La ragazza assistette con orrore mentre il ragazzo legava la catena ad una radice sopraelevata della quercia sotto cui si trovavano  e poi con la stessa legava i suoi polsi. Solo dopo aver compiuto quest’operazione decise di liberarle le caviglie.
La prima cosa che fece Astrea, naturalmente, fu rifilargli un calcio dritto sotto il mento. Se doveva morire, almeno lui avrebbe avuto un ricordo di lei.  L’azione le costò uno schiaffo che per poco non le fece perdere i sensi, ma nella sua mente pensò che ne era valsa la pena.
«È un vero peccato, Astrea. Se tu non fossi stata una strega avrei potuto pensare di corteggiarti. Ma era così che doveva andare: per fortuna hai mostrato la tua vera natura prima che fosse troppo tardi».
Louis fece roteare tra le mani quello che sembrava un coltello rituale, finemente  intagliato, ma più lungo di quello che era un normale athame. Era un incrocio tra una spada e pugnale, un Blarke, l’arma tipica dei Drahyr.

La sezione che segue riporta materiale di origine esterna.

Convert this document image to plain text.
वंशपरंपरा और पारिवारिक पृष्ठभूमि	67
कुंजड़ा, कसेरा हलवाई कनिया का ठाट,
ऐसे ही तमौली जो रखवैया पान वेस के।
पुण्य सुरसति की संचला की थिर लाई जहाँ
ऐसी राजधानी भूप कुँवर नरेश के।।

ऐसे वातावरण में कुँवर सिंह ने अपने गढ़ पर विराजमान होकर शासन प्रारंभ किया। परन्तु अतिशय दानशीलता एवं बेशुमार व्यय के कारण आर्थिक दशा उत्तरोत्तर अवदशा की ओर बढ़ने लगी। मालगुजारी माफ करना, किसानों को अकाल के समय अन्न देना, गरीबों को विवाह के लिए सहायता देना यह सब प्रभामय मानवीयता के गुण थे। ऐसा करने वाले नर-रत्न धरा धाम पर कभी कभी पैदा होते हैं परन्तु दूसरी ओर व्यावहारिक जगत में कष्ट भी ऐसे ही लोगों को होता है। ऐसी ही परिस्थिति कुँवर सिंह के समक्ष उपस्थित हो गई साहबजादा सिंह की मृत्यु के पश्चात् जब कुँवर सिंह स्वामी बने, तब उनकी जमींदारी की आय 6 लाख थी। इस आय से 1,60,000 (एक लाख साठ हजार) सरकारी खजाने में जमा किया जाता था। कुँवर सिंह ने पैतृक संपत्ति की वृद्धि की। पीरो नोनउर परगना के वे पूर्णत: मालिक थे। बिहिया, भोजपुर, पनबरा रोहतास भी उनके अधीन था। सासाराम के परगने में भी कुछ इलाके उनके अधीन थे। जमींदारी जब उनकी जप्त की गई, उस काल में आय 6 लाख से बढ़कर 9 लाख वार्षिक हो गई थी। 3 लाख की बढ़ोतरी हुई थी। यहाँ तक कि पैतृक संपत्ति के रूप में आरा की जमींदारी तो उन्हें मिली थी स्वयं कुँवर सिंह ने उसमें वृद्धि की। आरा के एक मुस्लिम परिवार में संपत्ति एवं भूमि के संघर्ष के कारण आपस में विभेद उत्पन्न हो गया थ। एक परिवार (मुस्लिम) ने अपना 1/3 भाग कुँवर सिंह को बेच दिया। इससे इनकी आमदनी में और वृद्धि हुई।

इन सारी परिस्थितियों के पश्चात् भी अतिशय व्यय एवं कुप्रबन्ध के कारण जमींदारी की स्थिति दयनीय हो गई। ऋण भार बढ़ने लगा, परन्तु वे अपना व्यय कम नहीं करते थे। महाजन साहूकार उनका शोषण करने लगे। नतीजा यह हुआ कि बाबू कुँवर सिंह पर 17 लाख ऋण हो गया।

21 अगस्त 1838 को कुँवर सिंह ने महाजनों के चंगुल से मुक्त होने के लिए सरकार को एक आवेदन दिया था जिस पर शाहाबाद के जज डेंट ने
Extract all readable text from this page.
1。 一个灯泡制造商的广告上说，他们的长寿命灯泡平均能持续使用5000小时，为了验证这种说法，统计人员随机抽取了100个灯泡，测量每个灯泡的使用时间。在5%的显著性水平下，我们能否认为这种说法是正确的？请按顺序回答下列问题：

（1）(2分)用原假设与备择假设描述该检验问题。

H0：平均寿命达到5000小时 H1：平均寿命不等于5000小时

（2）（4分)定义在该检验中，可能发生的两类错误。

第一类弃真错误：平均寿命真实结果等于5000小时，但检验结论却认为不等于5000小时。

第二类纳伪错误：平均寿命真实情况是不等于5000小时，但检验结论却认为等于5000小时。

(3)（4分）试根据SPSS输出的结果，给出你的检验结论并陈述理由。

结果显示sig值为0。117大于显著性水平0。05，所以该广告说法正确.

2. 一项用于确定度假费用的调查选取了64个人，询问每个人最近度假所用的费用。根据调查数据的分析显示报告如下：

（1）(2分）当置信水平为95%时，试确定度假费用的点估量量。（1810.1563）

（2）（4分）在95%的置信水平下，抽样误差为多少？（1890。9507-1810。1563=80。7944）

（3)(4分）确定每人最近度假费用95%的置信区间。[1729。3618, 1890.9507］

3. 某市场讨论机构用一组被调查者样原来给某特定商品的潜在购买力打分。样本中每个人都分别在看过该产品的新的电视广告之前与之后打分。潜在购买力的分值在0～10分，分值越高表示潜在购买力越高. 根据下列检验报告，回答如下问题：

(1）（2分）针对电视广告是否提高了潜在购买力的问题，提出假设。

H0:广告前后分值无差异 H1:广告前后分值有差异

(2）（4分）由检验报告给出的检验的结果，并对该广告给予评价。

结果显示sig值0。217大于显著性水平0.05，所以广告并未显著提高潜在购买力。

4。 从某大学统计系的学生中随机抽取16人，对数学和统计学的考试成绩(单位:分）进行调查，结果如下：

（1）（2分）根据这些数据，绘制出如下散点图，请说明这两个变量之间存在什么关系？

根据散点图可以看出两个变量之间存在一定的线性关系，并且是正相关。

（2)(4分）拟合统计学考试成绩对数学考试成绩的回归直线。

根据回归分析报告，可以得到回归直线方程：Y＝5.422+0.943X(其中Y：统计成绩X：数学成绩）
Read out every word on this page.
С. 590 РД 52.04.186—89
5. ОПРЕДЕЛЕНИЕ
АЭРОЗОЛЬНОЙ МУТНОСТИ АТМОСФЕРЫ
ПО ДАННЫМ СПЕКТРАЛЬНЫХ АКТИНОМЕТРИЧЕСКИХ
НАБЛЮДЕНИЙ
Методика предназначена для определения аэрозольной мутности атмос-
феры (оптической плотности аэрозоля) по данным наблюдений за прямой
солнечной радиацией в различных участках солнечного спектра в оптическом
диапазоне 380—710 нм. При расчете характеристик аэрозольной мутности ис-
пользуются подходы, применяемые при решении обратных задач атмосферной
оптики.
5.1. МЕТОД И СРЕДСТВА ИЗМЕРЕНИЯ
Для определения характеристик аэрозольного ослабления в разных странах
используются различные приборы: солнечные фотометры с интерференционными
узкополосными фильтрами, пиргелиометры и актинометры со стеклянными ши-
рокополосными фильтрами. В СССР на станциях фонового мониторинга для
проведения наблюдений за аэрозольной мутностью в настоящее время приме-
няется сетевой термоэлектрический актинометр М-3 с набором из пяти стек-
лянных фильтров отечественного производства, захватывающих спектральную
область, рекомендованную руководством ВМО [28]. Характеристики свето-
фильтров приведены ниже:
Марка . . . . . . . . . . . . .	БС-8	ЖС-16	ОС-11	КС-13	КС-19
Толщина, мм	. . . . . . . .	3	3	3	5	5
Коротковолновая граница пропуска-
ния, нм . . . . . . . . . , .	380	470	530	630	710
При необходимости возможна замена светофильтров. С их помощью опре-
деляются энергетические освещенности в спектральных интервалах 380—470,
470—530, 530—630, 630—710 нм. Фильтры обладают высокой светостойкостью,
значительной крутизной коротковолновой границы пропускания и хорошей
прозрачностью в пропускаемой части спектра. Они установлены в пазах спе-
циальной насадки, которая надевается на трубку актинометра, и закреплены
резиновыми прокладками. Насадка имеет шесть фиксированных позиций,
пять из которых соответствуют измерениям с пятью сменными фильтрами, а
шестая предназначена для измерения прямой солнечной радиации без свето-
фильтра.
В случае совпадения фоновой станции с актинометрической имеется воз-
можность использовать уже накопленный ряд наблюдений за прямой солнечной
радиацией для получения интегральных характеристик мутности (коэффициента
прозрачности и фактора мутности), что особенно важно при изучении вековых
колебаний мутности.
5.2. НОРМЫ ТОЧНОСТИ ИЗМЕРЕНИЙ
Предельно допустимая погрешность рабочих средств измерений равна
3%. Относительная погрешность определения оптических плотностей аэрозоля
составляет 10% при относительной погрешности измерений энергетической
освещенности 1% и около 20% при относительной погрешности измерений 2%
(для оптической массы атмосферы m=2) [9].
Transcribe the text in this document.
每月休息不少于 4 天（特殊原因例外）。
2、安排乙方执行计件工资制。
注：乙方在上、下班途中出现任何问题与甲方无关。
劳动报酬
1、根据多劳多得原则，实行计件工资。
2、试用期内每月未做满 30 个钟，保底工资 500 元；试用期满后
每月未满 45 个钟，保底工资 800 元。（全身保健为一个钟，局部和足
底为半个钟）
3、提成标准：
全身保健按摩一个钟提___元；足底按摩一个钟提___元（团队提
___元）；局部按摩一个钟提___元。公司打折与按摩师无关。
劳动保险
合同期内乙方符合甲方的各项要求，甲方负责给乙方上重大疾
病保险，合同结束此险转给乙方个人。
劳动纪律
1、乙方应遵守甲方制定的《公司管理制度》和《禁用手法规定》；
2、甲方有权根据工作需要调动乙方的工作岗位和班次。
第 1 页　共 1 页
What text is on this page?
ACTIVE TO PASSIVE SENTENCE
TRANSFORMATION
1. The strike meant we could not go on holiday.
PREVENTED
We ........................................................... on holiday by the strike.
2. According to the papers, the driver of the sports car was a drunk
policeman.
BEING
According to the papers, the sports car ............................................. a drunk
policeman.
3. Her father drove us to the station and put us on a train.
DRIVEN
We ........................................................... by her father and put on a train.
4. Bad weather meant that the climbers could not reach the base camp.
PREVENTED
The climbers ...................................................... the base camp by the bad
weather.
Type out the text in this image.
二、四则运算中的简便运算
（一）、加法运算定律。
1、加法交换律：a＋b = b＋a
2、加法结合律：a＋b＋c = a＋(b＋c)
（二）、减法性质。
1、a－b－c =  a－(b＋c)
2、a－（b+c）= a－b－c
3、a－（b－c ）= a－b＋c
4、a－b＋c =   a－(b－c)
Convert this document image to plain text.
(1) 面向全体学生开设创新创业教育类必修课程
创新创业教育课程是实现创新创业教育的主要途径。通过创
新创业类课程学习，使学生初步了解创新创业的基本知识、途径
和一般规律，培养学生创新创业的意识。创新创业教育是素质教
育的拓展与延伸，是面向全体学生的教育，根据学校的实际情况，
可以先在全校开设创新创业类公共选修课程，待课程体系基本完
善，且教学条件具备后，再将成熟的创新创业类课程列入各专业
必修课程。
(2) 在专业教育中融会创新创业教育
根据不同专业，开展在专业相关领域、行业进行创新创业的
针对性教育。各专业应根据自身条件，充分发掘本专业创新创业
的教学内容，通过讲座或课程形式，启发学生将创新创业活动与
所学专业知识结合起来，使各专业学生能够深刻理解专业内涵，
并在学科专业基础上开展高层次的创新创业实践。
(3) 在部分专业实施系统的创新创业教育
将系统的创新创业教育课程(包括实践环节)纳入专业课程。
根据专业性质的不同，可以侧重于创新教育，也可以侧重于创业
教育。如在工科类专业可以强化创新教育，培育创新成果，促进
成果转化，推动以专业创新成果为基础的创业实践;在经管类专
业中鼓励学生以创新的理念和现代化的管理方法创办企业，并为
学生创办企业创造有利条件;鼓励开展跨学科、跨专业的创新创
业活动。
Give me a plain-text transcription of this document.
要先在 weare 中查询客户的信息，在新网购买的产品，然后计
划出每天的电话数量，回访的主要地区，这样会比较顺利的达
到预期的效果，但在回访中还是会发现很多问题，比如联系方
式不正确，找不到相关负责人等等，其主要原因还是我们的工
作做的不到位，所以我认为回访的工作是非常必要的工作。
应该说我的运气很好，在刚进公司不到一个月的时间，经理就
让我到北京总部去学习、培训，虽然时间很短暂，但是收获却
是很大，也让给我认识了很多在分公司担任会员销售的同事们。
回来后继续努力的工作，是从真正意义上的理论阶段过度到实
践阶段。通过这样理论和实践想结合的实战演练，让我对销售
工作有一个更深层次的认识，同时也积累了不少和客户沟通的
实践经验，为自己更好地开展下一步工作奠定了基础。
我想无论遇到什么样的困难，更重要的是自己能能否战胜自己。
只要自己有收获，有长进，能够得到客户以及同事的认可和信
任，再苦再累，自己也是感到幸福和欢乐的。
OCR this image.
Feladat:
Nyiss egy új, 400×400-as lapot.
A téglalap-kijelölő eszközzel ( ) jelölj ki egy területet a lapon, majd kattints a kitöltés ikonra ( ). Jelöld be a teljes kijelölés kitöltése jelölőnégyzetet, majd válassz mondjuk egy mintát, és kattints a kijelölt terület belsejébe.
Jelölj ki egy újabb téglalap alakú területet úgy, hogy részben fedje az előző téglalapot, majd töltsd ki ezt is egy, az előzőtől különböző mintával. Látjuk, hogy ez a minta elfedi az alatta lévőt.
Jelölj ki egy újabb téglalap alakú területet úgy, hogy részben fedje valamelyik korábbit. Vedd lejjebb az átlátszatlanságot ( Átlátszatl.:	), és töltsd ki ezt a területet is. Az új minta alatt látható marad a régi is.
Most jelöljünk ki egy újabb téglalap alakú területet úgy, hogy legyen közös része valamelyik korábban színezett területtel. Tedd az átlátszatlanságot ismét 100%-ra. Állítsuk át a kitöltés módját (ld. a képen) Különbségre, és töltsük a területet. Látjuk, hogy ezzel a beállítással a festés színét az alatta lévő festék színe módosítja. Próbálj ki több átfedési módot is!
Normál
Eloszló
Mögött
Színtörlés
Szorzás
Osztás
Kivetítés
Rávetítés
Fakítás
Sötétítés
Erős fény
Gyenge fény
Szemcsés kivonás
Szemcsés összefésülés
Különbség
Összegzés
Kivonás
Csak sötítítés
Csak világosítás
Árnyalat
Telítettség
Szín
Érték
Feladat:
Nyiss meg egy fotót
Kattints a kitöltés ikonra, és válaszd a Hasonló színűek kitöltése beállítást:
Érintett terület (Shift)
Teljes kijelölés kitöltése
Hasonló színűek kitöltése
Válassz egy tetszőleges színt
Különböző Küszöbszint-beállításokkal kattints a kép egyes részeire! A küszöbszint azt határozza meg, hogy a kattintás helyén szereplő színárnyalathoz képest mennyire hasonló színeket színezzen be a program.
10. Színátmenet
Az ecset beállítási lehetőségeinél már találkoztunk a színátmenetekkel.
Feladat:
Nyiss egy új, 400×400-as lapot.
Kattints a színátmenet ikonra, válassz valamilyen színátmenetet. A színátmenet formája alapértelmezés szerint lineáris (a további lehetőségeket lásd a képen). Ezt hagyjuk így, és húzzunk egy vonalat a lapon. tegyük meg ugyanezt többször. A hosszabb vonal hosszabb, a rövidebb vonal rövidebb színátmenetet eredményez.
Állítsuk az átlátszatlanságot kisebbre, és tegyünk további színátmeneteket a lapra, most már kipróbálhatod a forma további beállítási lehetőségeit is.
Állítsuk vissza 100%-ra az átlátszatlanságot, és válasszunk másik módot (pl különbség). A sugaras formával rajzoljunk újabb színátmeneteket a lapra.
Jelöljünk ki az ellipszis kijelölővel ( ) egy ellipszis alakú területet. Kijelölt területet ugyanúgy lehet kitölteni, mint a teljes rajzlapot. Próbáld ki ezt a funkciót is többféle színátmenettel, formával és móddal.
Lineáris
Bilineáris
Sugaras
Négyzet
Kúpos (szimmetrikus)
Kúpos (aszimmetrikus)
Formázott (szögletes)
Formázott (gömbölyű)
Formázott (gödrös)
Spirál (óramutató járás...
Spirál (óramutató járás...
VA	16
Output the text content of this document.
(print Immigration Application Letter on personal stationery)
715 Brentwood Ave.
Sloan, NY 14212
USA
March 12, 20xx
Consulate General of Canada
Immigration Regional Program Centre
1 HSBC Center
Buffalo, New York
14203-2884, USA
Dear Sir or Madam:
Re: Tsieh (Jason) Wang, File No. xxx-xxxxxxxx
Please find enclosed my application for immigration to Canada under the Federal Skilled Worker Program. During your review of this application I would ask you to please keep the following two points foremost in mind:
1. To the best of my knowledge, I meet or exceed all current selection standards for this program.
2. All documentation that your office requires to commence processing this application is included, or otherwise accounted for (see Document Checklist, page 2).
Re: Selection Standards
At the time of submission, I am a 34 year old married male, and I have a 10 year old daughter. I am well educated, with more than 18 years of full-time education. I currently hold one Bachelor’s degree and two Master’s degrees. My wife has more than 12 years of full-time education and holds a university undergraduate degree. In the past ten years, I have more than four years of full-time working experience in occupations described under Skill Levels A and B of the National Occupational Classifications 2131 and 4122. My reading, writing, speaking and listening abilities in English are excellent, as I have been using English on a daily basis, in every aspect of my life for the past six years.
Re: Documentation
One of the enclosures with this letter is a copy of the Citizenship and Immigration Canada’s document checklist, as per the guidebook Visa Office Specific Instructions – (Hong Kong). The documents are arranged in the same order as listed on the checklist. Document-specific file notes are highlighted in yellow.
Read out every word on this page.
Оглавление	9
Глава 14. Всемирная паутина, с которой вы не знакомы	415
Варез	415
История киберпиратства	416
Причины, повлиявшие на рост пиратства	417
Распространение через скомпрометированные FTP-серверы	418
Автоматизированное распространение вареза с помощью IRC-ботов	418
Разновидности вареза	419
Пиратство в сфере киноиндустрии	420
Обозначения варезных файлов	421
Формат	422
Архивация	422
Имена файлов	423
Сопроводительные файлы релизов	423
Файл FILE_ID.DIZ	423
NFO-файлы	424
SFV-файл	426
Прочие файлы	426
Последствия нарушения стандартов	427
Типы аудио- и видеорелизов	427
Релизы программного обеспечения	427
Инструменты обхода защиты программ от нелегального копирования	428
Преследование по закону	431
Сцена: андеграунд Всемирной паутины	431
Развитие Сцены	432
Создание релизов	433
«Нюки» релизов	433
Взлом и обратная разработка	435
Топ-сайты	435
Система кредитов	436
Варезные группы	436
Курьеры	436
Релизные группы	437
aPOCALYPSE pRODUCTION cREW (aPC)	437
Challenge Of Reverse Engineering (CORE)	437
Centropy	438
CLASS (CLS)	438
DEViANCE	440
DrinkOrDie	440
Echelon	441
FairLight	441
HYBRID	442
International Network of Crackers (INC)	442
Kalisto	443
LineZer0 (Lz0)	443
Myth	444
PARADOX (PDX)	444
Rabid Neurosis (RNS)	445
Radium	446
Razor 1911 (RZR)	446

«Addio, streghetta», le sussurrò all’orecchio, prima di infilzarle il cuore con l’arma. Pochi istanti prima di morire, Astrea notò un filo rosso legato al suo mignolo destro. Seguendolo lo vide arrivare al mignolo sinistro del ragazzo, e non poté fare a meno di pensare che il suo era un destino davvero orrendo.
Uccisa dalla mia  Anima Gemella.
Alzò lo sguardo e negli occhi di Louis trovò la consapevolezza di ciò che aveva fatto.
L’ultima cosa che vide prima di spirare fu il ragazzo che, tra le lacrime, distruggeva la catena dorata.
Ci rincontreremo.


 
Roma, presente
Un urlo risuonó attraverso le pareti della villa. Nella sua stanza, Aurora si sveglió in un bagno di sudore, i capelli rossi appiccicati alla fronte e gli occhi azzurri completamente appannati dalle lacrime.
Sì strinse tra le lenzuola del suo immenso letto, rannicchiandosi su se stessa, sembrando ancora più minuta di quello che era.
Era la seconda volta che faceva lo stesso incubo. Ma come le avevano sempre detto, poteva essere una semplice coincidenza. Due é una coincidenza, tre è uno schema.
Cercando di tranquillizzarsi, si ridistese nel letto. Eppure sentiva che qualcosa stava per avvenire. Doveva essere pronta.